Rhandyl: Grace, it was so nice talking to you. This has been such a good conversation and I'm so glad to thank you guys so much for having me finally talk. Yes. And we will add your Instagram and [00:55:00] things to our show notes, but is there anything that you would like to share with our listeners for how they can follow you or find your SMA page or anything that you might want to share? 

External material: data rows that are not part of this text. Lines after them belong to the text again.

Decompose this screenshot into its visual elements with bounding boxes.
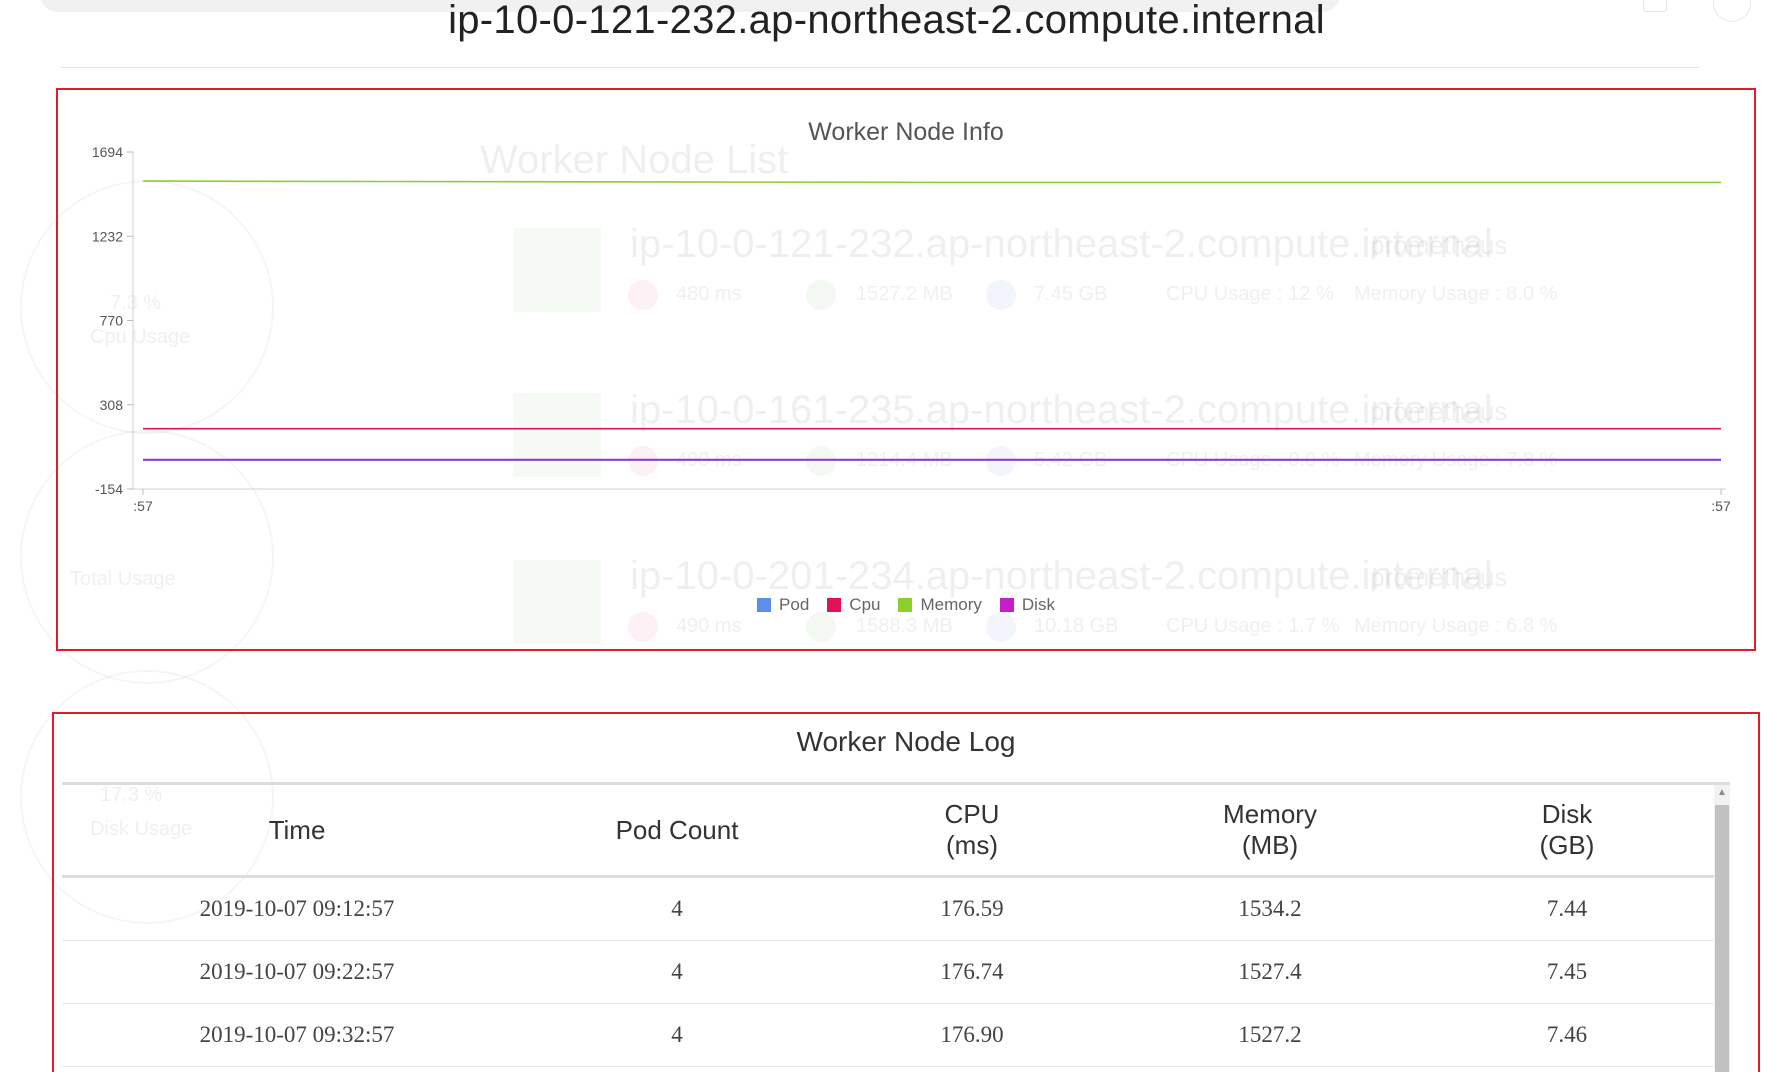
legend-swatch bbox=[827, 598, 842, 612]
legend-label: Disk bbox=[1021, 595, 1055, 614]
legend-item-cpu[interactable]: Cpu bbox=[827, 595, 880, 615]
y-tick-label: -154 bbox=[95, 481, 123, 497]
cell-pod-count: 4 bbox=[532, 940, 822, 1004]
cell-memory: 1527.2 bbox=[1122, 1003, 1418, 1067]
column-unit: (MB) bbox=[1241, 830, 1299, 860]
y-tick-label: 1694 bbox=[92, 144, 123, 160]
column-header-cpu[interactable]: CPU (ms) bbox=[822, 785, 1122, 878]
y-tick-label: 770 bbox=[100, 313, 124, 329]
column-unit: (GB) bbox=[1539, 830, 1595, 860]
column-header-pod-count[interactable]: Pod Count bbox=[532, 785, 822, 878]
legend-swatch bbox=[898, 598, 913, 612]
table-scrollbar[interactable]: ▲ bbox=[1714, 785, 1730, 1072]
worker-node-detail-page: ip-10-0-121-232.ap-northeast-2.compute.i… bbox=[0, 0, 1773, 1072]
legend-swatch bbox=[757, 598, 772, 612]
cell-pod-count: 4 bbox=[532, 1003, 822, 1067]
column-label: Pod Count bbox=[615, 814, 739, 845]
worker-node-info-panel: Worker Node Info 1694 1232 770 308 -154:57:5… bbox=[56, 88, 1756, 651]
cell-memory: 1534.2 bbox=[1122, 876, 1418, 941]
cell-cpu: 176.59 bbox=[822, 876, 1122, 941]
column-header-memory[interactable]: Memory (MB) bbox=[1122, 785, 1418, 878]
column-header-time[interactable]: Time bbox=[62, 785, 532, 878]
cell-disk: 7.44 bbox=[1418, 876, 1716, 941]
legend-item-memory[interactable]: Memory bbox=[898, 595, 982, 615]
series-line-memory bbox=[142, 180, 1721, 184]
table-header-row: Time Pod Count CPU (ms) Memory (MB) Disk (G… bbox=[62, 785, 1716, 878]
column-header-disk[interactable]: Disk (GB) bbox=[1418, 785, 1716, 878]
cell-time: 2019-10-07 09:12:57 bbox=[62, 876, 532, 941]
cell-disk: 7.46 bbox=[1418, 1003, 1716, 1067]
legend-swatch bbox=[999, 598, 1014, 612]
column-label: Time bbox=[268, 814, 326, 845]
table-row: 2019-10-07 09:12:57 4 176.59 1534.2 7.44 bbox=[62, 876, 1716, 941]
worker-node-log-panel: Worker Node Log Time Pod Count CPU (ms) M… bbox=[52, 712, 1760, 1072]
legend-label: Pod bbox=[779, 595, 810, 614]
column-unit: (ms) bbox=[946, 830, 998, 860]
chart-legend: Pod Cpu Memory Disk bbox=[58, 595, 1754, 615]
x-tick-label: :57 bbox=[1711, 498, 1731, 514]
column-label: CPU bbox=[944, 799, 1000, 829]
cell-disk: 7.45 bbox=[1418, 940, 1716, 1004]
legend-item-disk[interactable]: Disk bbox=[999, 595, 1055, 615]
scroll-up-icon[interactable]: ▲ bbox=[1714, 785, 1730, 801]
cell-memory: 1527.4 bbox=[1122, 940, 1418, 1004]
worker-node-info-chart: 1694 1232 770 308 -154 :57 :57 bbox=[92, 144, 1731, 514]
table-row: 2019-10-07 09:22:57 4 176.74 1527.4 7.45 bbox=[62, 940, 1716, 1004]
scroll-thumb[interactable] bbox=[1715, 805, 1729, 1072]
title-divider bbox=[60, 67, 1700, 68]
cell-pod-count: 4 bbox=[532, 876, 822, 941]
cell-time: 2019-10-07 09:32:57 bbox=[62, 1003, 532, 1067]
cell-cpu: 176.90 bbox=[822, 1003, 1122, 1067]
y-tick-label: 308 bbox=[100, 397, 124, 413]
column-label: Disk bbox=[1541, 799, 1593, 829]
log-table-container[interactable]: Time Pod Count CPU (ms) Memory (MB) Disk (G… bbox=[62, 782, 1730, 1072]
cell-time: 2019-10-07 09:22:57 bbox=[62, 940, 532, 1004]
legend-item-pod[interactable]: Pod bbox=[757, 595, 809, 615]
legend-label: Cpu bbox=[849, 595, 881, 614]
y-tick-label: 1232 bbox=[92, 228, 123, 244]
legend-label: Memory bbox=[920, 595, 982, 614]
table-row: 2019-10-07 09:32:57 4 176.90 1527.2 7.46 bbox=[62, 1003, 1716, 1067]
log-panel-title: Worker Node Log bbox=[796, 726, 1016, 757]
column-label: Memory bbox=[1223, 799, 1317, 829]
node-title: ip-10-0-121-232.ap-northeast-2.compute.i… bbox=[448, 0, 1325, 42]
cell-cpu: 176.74 bbox=[822, 940, 1122, 1004]
x-tick-label: :57 bbox=[133, 498, 153, 514]
log-table: Time Pod Count CPU (ms) Memory (MB) Disk (G… bbox=[62, 785, 1716, 1067]
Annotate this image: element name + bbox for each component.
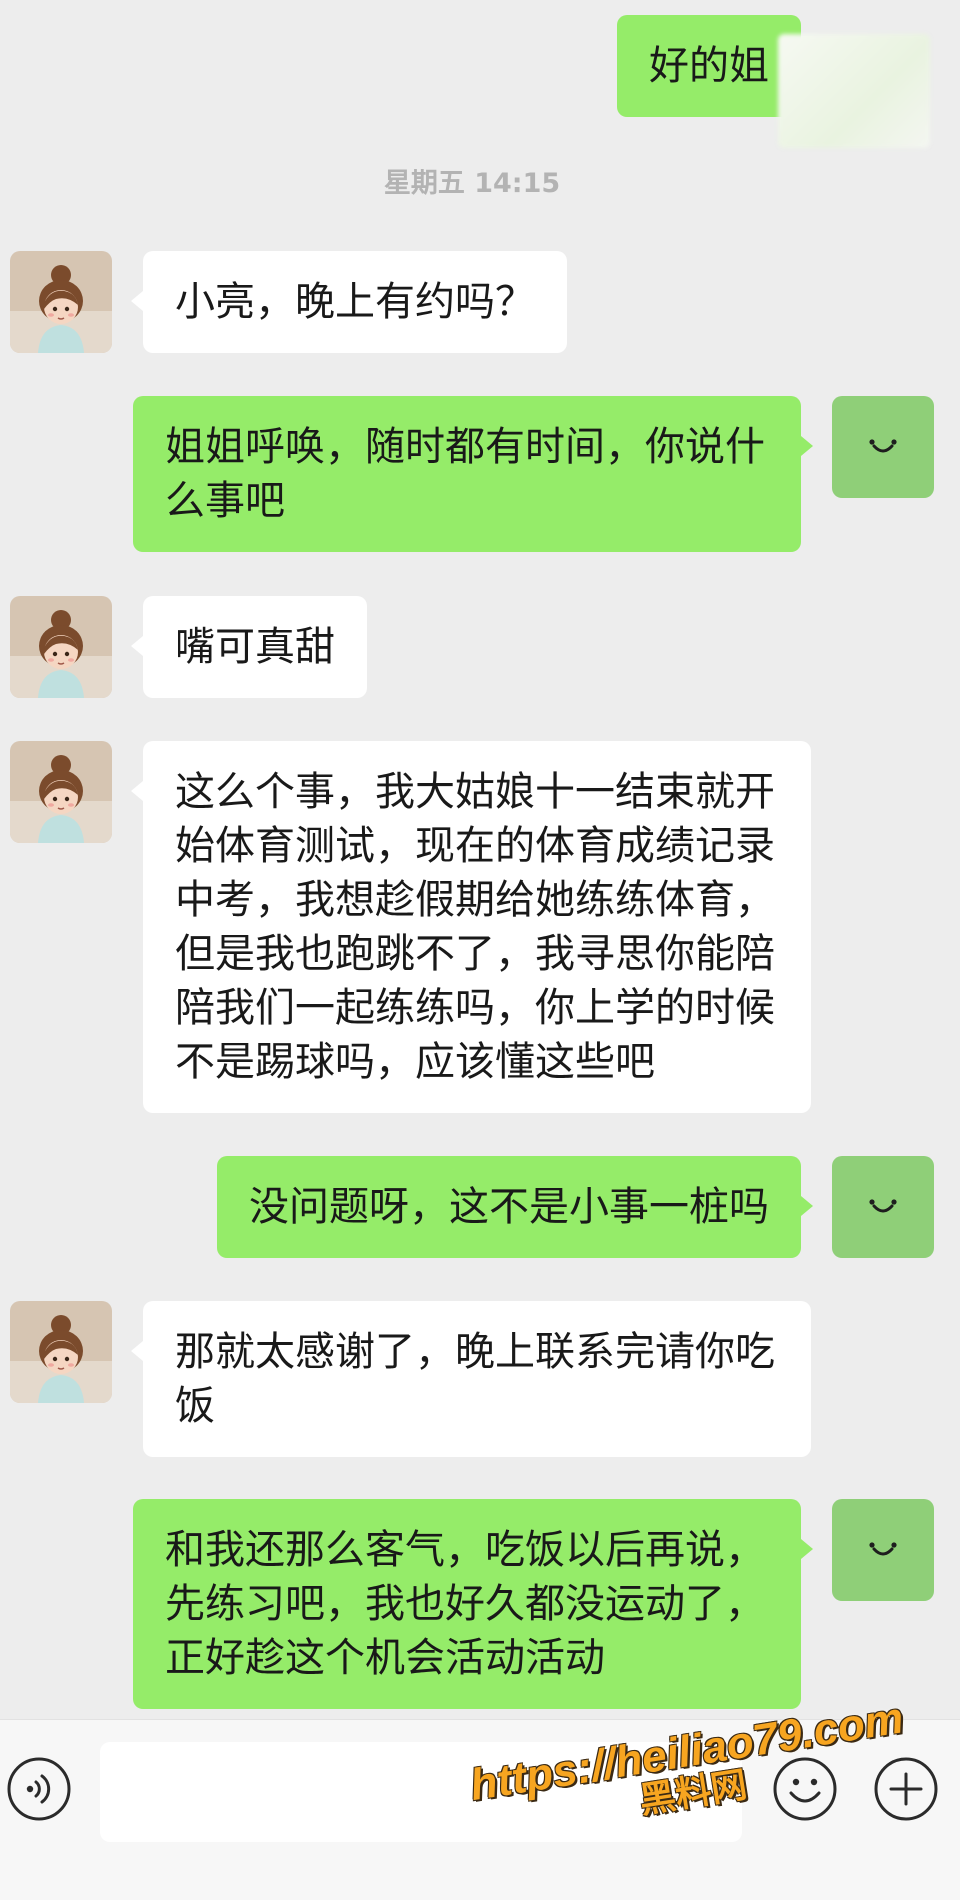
message-text: 那就太感谢了，晚上联系完请你吃饭 — [175, 1329, 775, 1429]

Grace: Yeah. I am @bowennellaandco on Instagram, which I named before I had a fourth child, so I should probably change that. But that's my personal Instagram. Oh, I do a good job of updating on Nella. I also do have a Facebook page for her called Prayers for Nella, but I honestly have not been fantastic at updating that lately. And then , if there's an SMA mom on here, we would love to have her join our SMA mom strong group where we support each other and, we, we've got kids of all different abilities, but we're all there for each other.

Rhandyl: Awesome. Thank you so much. This has been a pleasure.

Grace: Thank you guys.

**Disclaimer

Before we go, I wanna remind our listeners that this podcast is for the purpose of education and entertainment only, and is not a replacement for seeing a doctor. We suggest you seek out the help of a trained professional for help with your child's specific situation.